Previous studies showed that sex moderated the association between BW and attention problems, with a strong inverse association in males only [12, 27]. In this study, males showed a slightly stronger association between BW and attention/hyperactivity compared to females in sex-stratified models (Tables S8-9) but the interaction was not significant in full-sample models (Table S2). Momany et al. [27] and Dooley et al. [12] were based on U.S. samples therefore differences in our findings may be due to contextual factors differing between the U.S. and Ireland. Our lack of significant sex-by-BW interaction effect on attention problems is consistent with findings of a meta-analysis [26] and Swedish population cohort study [31]. Cross-cohort differences in whether sex moderates the association between BW and child psychopathology need to be explored further to delineate universal/biological effects from context-specific ones.

However, other sex differences were observed. The age-dependent association between BW and emotional problems was stronger in females than males (Fig. 2). The largest psychological correlate of lower BW in males was attention/hyperactivity problems consistently from age 9 to 17 (Table S8), however for females the outcome most associated with BW shifted over time. At age 9, it was peer and attention/hyperactivity problems, at age 13, it was emotional problems and at age 17, it remained emotional problems with a widening lead (Table S9). This may be due to the general increase in emotional problems among females between ages 13 and 17 (Fig. S2), which is consistent with the female rise in depression during this age [3, 6]. It’s also possible this sex difference was driven by a growing under-reporting of emotional problems in males as they age [7, 34]. Our findings are consistent with meta-analytic estimates for LBW on adult depression which is stronger in females (OR = 1.30) than males (OR = 1.12; [11]) and with Yoshimasu et al. [39] who found girls with ADHD were more likely to report internalizing comorbidities than boys.

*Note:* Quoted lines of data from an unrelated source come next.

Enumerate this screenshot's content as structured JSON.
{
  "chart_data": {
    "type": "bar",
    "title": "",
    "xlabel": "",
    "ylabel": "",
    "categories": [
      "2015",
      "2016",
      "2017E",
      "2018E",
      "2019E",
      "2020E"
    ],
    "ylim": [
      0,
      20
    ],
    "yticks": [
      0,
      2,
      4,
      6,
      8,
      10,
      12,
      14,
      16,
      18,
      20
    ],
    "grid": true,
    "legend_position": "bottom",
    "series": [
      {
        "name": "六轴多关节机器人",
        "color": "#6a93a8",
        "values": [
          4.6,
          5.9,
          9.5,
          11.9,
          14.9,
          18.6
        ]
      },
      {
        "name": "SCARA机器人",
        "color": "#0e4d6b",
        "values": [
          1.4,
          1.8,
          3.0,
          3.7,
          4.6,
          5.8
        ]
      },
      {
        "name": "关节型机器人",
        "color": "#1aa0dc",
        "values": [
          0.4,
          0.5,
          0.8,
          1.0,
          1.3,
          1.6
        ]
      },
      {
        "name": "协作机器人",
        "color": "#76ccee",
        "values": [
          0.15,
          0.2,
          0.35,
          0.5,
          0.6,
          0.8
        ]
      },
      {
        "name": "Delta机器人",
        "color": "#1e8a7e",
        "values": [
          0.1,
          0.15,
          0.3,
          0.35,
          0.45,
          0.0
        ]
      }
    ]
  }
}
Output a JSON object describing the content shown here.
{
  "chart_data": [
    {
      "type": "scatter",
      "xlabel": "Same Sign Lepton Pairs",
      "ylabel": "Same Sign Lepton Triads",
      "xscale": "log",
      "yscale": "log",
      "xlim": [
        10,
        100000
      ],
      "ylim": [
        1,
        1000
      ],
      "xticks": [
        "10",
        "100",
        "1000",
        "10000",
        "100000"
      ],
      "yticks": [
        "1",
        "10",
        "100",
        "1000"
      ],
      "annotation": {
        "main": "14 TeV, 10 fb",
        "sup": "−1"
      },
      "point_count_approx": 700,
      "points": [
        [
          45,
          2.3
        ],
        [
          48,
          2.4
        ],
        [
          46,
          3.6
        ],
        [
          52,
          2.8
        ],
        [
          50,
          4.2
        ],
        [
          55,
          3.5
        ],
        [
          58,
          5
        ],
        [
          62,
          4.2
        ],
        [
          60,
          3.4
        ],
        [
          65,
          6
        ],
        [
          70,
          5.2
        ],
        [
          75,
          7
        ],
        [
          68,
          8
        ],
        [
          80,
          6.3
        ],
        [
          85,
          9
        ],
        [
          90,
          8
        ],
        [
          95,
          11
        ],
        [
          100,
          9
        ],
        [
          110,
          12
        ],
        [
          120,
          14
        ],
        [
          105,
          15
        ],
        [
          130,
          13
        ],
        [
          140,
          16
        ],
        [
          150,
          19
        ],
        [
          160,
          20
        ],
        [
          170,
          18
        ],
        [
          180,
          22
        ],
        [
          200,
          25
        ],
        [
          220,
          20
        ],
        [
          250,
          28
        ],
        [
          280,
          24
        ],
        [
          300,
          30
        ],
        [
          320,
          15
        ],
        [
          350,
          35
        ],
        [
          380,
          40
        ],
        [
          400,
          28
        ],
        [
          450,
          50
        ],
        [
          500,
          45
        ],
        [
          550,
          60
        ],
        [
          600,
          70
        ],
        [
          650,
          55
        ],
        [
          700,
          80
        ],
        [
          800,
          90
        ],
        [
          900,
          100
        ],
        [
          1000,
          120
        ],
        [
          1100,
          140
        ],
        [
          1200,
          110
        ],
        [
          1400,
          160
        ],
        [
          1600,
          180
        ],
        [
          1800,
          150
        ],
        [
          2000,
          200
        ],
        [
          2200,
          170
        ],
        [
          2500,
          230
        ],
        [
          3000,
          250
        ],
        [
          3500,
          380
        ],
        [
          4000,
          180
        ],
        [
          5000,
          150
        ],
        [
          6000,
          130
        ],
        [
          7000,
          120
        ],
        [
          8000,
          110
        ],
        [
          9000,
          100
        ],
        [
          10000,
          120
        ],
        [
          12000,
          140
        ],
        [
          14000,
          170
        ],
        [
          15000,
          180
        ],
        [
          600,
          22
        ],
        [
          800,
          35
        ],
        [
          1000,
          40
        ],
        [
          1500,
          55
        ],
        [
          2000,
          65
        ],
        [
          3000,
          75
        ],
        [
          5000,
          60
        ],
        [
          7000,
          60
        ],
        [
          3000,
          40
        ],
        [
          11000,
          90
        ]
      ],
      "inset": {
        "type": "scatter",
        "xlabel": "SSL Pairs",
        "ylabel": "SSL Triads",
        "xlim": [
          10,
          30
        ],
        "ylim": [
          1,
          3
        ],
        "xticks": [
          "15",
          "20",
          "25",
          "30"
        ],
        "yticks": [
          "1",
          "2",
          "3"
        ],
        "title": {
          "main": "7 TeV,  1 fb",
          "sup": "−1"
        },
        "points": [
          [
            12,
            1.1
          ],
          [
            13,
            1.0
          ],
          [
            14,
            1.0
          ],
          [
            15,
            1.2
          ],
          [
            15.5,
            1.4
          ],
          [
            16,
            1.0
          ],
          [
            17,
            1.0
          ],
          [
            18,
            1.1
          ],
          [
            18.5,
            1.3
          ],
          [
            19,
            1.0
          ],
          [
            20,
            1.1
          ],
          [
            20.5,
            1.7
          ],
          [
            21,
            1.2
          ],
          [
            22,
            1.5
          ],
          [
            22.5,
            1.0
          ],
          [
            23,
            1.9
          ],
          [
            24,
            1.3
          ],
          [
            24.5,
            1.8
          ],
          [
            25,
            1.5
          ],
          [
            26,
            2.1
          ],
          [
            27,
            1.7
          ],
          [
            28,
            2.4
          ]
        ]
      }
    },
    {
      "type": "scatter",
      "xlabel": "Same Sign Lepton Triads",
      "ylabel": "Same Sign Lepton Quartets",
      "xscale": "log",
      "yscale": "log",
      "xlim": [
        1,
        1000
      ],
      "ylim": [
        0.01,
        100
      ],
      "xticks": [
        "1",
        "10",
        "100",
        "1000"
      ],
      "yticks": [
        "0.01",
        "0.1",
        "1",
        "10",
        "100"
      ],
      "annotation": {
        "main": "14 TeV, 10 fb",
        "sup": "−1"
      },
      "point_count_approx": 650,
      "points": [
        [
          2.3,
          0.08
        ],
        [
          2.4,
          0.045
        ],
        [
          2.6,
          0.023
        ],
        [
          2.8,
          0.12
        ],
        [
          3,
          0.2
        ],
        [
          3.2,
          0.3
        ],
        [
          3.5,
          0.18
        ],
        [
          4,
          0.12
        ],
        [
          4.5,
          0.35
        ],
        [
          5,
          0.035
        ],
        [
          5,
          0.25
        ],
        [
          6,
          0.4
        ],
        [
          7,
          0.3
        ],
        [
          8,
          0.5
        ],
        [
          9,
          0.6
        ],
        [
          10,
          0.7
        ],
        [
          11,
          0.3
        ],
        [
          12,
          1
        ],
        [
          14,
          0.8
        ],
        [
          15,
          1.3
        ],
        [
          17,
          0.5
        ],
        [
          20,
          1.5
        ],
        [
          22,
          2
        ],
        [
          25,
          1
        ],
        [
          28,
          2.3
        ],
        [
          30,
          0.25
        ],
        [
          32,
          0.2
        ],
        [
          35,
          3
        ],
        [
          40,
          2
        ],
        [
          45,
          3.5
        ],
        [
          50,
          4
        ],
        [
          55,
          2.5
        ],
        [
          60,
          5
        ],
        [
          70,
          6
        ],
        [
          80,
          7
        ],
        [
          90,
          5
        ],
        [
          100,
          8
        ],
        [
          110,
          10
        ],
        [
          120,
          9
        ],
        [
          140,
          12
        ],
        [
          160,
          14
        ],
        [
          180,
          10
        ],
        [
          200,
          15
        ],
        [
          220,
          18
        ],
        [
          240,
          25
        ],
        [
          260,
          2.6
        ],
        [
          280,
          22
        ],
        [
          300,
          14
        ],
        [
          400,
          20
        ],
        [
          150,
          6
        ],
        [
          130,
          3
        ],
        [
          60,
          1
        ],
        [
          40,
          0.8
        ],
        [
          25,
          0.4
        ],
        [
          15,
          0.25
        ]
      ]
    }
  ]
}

These findings should be replicated as they have important implications for sex-specific models of psychiatric prediction and treatment.

Strengths and limitations

Strengths of this study include the use of continuous measures of both BW and mental health allowing us to model a dose–response function. The longitudinal design not only informs developmental theories of mental health, but improves the measurement reliability with 3 SDQ observations available (roughly 4 years apart) for most participants. Generalized mixed models with a gamma distribution modelled the observed distribution of SDQ scores rather than dichotomizing scales to simplify analyses or violating assumptions of normality. Limitations of this study include its reliance on parent reports of both BW and child behaviour (the latter of which may be inaccurate for older adolescents) and that the SDQ does not differentiate between inattention and hyperactivity symptoms, which may have different relationships with birth weight [23]. Finally, the flexibility of our models was somewhat limited by only acknowledging linear time within interactions (i.e., time × sex, time × BW) despite the inclusion of a time2 main effect.

Conclusion

Lower BW was associated with increased attention/hyperactivity problems persistently from ages 9 to 17. In males, the longitudinal effect of lower BW was relatively limited to attention/hyperactivity and peer problems, while in females, associations with psychopathology were more widespread. The age-dependent associations between BW and emotional problems should be tested in older longitudinal cohorts, to explore whether this trend continues into adulthood.